Voor het toezicht op de certificeringsbevoegde accountant zal nu voortvarend een slag gemaakt worden om de AFM neer te zetten als onafhankelijke toezichthouder. Dit zal een belangrijke ondersteuning van de accountants en de accountantsberoepsgroepen kunnen zijn om het vertrouwen in het beroep te herstellen. Het streven is om ook hier rond de zomer een wetsvoorstel af te kunnen ronden, ter consultatie van marktpartijen, zodat volgend jaar de AFM een toezichthoudende taak kan vervullen.

Een brief van de Minister van Justitie en Financiën over ontwikkelingen op het terrein van corporate governance in Nederland en in de Europese Unie kunt u op korte termijn tegemoet zien.

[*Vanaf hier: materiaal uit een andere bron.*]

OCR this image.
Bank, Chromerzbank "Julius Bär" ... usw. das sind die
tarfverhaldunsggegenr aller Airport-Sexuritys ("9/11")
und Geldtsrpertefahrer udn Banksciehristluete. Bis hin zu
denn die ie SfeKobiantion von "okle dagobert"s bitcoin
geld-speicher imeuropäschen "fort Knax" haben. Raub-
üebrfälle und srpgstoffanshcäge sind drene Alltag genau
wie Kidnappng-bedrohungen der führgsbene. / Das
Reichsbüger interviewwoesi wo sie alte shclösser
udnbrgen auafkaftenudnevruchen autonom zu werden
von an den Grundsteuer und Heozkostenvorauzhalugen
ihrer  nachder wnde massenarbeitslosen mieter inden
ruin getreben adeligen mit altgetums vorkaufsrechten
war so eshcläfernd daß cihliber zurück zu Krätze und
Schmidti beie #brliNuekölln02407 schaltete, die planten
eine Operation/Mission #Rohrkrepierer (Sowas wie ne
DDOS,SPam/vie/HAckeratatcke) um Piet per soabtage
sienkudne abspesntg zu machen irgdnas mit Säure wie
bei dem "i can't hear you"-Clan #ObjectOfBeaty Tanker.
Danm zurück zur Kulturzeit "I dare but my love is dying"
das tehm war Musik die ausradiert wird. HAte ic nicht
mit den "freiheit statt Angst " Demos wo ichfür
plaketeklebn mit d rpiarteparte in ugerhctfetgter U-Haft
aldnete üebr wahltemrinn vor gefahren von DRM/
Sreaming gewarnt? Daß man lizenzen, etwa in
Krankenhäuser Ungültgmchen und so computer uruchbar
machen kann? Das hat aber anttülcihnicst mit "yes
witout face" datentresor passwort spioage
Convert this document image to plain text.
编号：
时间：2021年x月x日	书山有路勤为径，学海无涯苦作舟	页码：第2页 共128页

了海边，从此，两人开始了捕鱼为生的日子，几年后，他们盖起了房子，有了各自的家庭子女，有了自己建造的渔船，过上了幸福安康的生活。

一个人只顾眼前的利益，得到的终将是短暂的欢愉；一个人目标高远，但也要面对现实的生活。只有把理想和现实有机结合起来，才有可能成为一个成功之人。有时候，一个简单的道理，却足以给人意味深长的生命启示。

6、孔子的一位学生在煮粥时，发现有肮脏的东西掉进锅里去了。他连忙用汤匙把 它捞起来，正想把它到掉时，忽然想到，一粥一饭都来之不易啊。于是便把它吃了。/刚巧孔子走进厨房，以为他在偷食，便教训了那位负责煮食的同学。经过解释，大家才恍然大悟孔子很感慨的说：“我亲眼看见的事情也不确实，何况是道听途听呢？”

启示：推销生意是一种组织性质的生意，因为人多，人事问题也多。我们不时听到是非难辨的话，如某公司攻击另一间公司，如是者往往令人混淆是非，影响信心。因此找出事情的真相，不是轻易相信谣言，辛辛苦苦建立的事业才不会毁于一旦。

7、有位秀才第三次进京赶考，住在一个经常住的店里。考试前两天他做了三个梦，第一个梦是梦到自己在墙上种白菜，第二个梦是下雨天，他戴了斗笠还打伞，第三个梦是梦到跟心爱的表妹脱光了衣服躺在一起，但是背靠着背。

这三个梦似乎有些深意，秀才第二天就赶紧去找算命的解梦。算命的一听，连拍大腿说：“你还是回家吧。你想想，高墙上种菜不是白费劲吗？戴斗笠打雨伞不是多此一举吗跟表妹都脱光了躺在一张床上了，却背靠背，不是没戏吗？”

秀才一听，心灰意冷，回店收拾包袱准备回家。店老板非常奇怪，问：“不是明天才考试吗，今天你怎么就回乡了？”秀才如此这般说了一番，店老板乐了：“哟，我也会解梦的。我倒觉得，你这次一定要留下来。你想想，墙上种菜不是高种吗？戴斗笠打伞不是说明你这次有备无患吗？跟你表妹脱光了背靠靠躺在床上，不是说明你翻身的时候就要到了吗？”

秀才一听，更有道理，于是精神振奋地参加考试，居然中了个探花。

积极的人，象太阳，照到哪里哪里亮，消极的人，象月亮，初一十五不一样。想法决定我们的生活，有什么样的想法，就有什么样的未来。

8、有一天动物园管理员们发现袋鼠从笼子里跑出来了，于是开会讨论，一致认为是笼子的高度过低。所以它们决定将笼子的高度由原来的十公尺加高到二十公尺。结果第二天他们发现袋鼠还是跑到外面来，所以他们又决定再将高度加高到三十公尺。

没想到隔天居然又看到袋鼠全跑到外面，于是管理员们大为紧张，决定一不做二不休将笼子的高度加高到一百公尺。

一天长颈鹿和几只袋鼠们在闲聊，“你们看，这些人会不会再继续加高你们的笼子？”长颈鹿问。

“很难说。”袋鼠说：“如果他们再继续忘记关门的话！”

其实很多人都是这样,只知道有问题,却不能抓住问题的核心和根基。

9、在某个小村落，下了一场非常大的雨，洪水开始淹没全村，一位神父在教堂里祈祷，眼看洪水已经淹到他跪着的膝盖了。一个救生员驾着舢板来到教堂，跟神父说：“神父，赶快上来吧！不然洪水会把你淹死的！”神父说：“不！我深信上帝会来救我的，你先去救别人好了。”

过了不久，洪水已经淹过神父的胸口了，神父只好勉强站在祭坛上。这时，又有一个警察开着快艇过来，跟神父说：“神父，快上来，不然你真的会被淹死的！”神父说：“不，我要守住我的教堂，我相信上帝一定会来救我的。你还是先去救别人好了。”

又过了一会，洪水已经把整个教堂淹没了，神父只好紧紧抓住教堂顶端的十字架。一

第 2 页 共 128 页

De Minister van Financiën,

J. F. Hoogervorst


XNoot
1

Artikel 28h FR is van toepassing voor zover uitgevende instellingen aandelen en certificaten daarvan hebben uitgegeven. Een vergelijkbare verplichting voor obligaties is opgenomen in artikel 34f FR. Voor uitgevende instellingen zonder beursnotering is deze verplichting in de Wet toezicht effectenverkeer 1995 en het Besluit toezicht effectenverkeer 1995 opgenomen.

XNoot
1

De richtlijn prospectus dient ter vervanging van de bestaande twee prospectusrichtlijnen (richtlijn 80/390/EEC voor toelating tot de notering op een officiële beurs (gecodificeerd in richtlijn 2001/34/EC) en richtlijn 89/298/EEC voor aanbiedingen van effecten aan het publiek buiten de beurs).